Nearly 600 civilians were killed in the first half of 2019, most of them in the central region of Mopti, where villagers including many women and children have borne the brunt of gruesome attacks attributed to ethnic militias.

US launches investigation into France’s plan to tax tech companies

U.S. President Donald Trump on Wednesday ordered an investigation into France’s planned tax on technology companies, a probe that could lead to the United States imposing new tariffs or other trade restrictions.

“The United States is very concerned that the digital services tax which is expected to pass the French Senate tomorrow unfairly targets American companies,” U.S. Trade Representative Robert Lighthizer said in a statement announcing the investigation.

The move gives Lighthizer up to a year to investigate if France‘s digital-tax plan would hurt U.S. technology companies.

‘Be better than North Korea’: Amal Clooney warns Australia on press freedom

 
By Nick Miller

 Australia risks setting a bad example for oppressive regimes and could put journalists all over the world in more danger unless our government pays more than “lip service” to press freedom, a global conference attended by Foreign Minister Marise Payne has been warned.

Human rights lawyer Amal Clooney, recently appointed the UK’s first Special Envoy on Media Freedom, told the inaugural Defend Media Freedom conference in east London that the recent ABC newsroom raid was an example of global challenges to freedom of speech.

Conspiracy theorists, far-right agitators head to White House with social media in their sights

President Donald Trump is scheduled to host several right-wing internet personalities at an event Thursday that the White House said was intended to “share how they have been affected by bias online.”

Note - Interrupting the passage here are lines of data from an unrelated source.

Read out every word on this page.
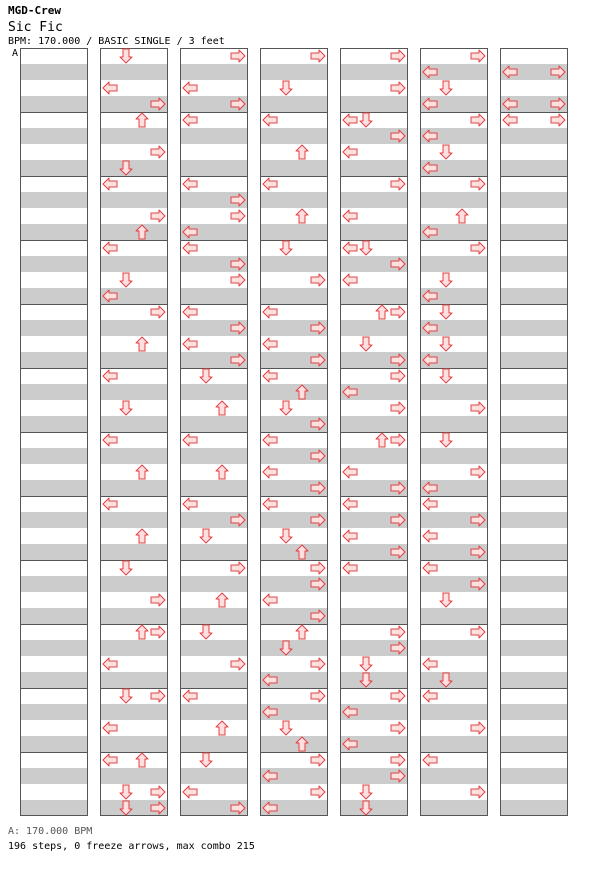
MGD-Crew
Sic Fic
BPM: 170.000 / BASIC SINGLE / 3 feet
A
A: 170.000 BPM
196 steps, 0 freeze arrows, max combo 215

Trump and other Republican politicians have recently amplified attacks on social media companies for what they see as unfair censorship directed at conservatives. Trump has repeatedly decried “censorship” of users who have been banned from social media for breaking terms-of-service agreements on sites like Twitter and Facebook. Some users have had their accounts terminated by social media platforms for operating fake accounts or directing hate speech at other users.

JAXA says space probe landed on asteroid to get soil sample

Japan’s space agency said data transmitted from the Hayabusa2 spacecraft indicated it successfully landed on a distant asteroid Thursday and completed its historic mission of collecting underground samples that scientists hope will provide clues to the origin of the solar system.

Hayabusa2 had created itself a landing crater in April by dropping a copper impactor. Thursday’s mission was to land inside that crater and collect underground samples that scientists believe contain more valuable data.

Hayabusa2 is the first to successfully collect underground soil samples from an asteroid and comes ahead of a similar mission planned by the U.S. National Aeronautics and Space Administration team at another asteroid.